The Colts offense is held together with spit and baling wire at this point, and they still almost won. God I’m pissed right now.
Scott says
What was wrong with Adam Vinatieri?
Jason says
I agree on the bad calls (and the whistle that took away the run-back to the 6 yard line after the recovered fumble).
However, when Manning throws 6 passes to the Chargers (yeah, the last one shouldn’t count), you can’t expect a win.
T says
Vinatieri’s suspect at this point. He missed a field goal last year at Tennessee that was certainly makeable. He’s starting to miss kicks in bunches this year.

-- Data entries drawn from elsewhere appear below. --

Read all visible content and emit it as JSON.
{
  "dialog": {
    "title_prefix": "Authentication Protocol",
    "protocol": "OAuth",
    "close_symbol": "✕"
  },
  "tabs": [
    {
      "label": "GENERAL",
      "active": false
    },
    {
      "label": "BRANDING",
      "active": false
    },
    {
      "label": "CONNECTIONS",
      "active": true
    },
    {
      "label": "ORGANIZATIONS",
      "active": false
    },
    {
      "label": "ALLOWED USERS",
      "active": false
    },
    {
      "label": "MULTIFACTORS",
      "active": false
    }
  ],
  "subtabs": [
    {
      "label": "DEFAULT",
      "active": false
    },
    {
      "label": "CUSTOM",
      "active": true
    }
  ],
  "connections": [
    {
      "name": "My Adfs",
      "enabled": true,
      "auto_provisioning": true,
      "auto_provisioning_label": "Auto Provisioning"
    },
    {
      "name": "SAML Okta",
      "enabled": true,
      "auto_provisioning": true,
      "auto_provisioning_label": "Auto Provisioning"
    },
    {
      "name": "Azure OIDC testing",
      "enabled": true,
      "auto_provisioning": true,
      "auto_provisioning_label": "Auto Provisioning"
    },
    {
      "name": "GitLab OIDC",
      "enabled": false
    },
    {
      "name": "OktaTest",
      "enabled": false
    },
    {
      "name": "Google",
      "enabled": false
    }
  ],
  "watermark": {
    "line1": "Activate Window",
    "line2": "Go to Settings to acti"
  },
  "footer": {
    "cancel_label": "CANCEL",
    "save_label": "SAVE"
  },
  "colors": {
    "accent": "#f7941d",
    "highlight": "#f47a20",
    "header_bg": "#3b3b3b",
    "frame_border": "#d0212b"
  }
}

It’s one thing when the guy with “ice water in his veins” starts missing the close-range kicks. His head’s not on straight, and that can be fixed. He’s been a great mental kicker before and can be again. But his range isn’t what you would want if your team might need a 46-52 yarder in the future. There are a few kickers in the league making those kicks. Our guy isn’t. He also can’t do much with the kickoffs.
Probably better grab a kicker in the later rounds of next year’s draft.

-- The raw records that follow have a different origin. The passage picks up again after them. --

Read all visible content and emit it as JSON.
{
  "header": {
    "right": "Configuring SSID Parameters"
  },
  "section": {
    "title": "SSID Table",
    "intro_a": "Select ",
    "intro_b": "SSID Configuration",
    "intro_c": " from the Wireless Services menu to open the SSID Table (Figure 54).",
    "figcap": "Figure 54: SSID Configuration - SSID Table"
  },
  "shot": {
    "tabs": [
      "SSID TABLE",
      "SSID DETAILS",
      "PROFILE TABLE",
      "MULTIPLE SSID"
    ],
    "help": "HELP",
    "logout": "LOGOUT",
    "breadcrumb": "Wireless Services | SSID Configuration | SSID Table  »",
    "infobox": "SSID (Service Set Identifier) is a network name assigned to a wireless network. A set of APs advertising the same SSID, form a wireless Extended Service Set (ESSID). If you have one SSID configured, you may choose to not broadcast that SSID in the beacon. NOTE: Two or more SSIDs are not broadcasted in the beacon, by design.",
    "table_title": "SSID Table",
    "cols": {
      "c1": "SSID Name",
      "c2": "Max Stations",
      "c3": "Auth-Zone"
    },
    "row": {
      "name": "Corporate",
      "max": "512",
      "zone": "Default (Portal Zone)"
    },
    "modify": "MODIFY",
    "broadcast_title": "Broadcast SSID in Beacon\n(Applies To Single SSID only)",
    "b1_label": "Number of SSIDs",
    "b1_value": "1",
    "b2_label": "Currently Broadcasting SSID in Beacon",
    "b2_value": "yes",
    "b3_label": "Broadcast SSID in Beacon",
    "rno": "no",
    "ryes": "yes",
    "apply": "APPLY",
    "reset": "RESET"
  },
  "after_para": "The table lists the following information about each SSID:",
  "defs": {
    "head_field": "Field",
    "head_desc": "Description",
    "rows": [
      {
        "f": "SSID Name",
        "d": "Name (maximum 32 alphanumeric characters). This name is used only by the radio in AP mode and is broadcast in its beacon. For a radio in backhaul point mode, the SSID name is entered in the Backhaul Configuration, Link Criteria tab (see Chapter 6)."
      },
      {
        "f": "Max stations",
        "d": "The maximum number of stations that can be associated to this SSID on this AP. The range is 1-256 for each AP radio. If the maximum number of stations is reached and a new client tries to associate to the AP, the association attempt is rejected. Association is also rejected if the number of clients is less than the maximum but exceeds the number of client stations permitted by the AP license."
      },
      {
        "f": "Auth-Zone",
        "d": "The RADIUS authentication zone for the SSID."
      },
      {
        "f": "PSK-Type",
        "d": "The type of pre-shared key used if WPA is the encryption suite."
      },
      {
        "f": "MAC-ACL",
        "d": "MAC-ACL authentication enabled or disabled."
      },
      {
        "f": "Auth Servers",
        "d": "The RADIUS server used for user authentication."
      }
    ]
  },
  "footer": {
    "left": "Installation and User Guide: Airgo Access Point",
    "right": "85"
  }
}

As far as the officiating–it sucks. It’s strange that they can make an 80 yard gaffe or whatever it was, but they can bust out the ruler and subtract 6 inches or so when necessary.

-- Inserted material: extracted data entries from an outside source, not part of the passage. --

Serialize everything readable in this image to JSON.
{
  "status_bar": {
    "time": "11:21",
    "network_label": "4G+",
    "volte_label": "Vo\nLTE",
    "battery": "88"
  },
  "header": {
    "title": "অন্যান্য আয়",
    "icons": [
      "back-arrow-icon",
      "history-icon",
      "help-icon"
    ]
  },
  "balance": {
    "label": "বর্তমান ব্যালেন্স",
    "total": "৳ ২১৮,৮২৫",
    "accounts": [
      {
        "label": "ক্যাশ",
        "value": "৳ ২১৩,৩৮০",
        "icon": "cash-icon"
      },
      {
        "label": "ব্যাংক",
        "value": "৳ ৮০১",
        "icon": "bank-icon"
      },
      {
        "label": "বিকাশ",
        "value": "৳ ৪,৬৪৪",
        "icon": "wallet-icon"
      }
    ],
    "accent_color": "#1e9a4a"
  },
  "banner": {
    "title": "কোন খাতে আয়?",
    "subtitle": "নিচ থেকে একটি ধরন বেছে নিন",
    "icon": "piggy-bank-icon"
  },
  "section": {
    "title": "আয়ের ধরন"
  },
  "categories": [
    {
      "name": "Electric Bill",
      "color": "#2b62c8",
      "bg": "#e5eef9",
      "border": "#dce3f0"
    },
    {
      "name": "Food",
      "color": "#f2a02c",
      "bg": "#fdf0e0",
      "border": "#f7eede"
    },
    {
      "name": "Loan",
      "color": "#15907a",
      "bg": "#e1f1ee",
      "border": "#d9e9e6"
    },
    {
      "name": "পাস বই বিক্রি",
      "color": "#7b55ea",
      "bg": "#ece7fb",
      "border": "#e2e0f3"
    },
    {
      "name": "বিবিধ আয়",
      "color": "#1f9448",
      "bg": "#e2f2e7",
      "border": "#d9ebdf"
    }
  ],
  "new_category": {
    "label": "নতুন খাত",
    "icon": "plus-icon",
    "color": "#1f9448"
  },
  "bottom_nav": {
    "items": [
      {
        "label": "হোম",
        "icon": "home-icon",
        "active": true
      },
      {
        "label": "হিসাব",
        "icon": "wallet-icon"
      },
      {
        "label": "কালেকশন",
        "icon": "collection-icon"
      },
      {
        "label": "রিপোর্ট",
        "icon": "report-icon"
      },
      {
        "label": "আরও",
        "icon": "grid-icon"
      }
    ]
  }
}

The injuries are a problem. We’re still playing for a homefield playoff game, but otherwise we’re pretty set if we can keep rotating fresh bodies in and get some of the old ones to heal.
John M says
For whatever reason (probably a combination of the rain and Adam’s recent misses) I had zero confidence that he was going to make it. On the other hand, we got through what looked in the preseason to be the toughest stretch on the schedule. Our three remaining road games are against losing teams: Baltimore, Atlanta, and Oakland. I still think the Colts will do no worse than 13-3 and will grab the #2 seed, and we would have taken that before the season. If we can get healthy by January, anything can happen.
Bob says
I couldn’t believe the game last night. After the first half I thought WOW their kick some (well I don’t have to finish that). Watching them come back in the second half was awesome. Who called for the review of the ball placement, SD was out of time outs, and couldn’t challenge because it was under 2 minutes. Why would the officials upstairs care about ball placement? Getting the spot of the ball on the correct yard line and yet all the angles were not on the six so each one of them had a different spot. Then “Money” steps up to hit a chip shot and I am thinking where is AV because it looked a lot like Mike kicking for Indy again. It looks like “money” has been “changed”.
T says
It’s also clear that the offensive shifts prior to the phantom penalty were intended to draw the defense offsides. They called “simulating the snap” rather than “false start”. Yet nothing about the shift was illegal. If “simulating the snap” is really not allowed, you just made all pre-snap utterances by the QB–other than “Hike!”–illegal.
Jim B. says
What happen to the receiver that holds Purdue’s record for recptions? I thought he played well in pre-season and the Colts kept him on the practice squad. His name is Sandeford ( ???? spelling).
Kurt M. Weber says
Yes, simulating the snap (which refers to the actual motion of the snap, not “snap count”) is illegal–as it should be, because the snap motion is what signals to the defense that the play has started and they’re permitted to enter the neutral zone.
But that didn’t happen in the San Diego game. It was just a horrible call.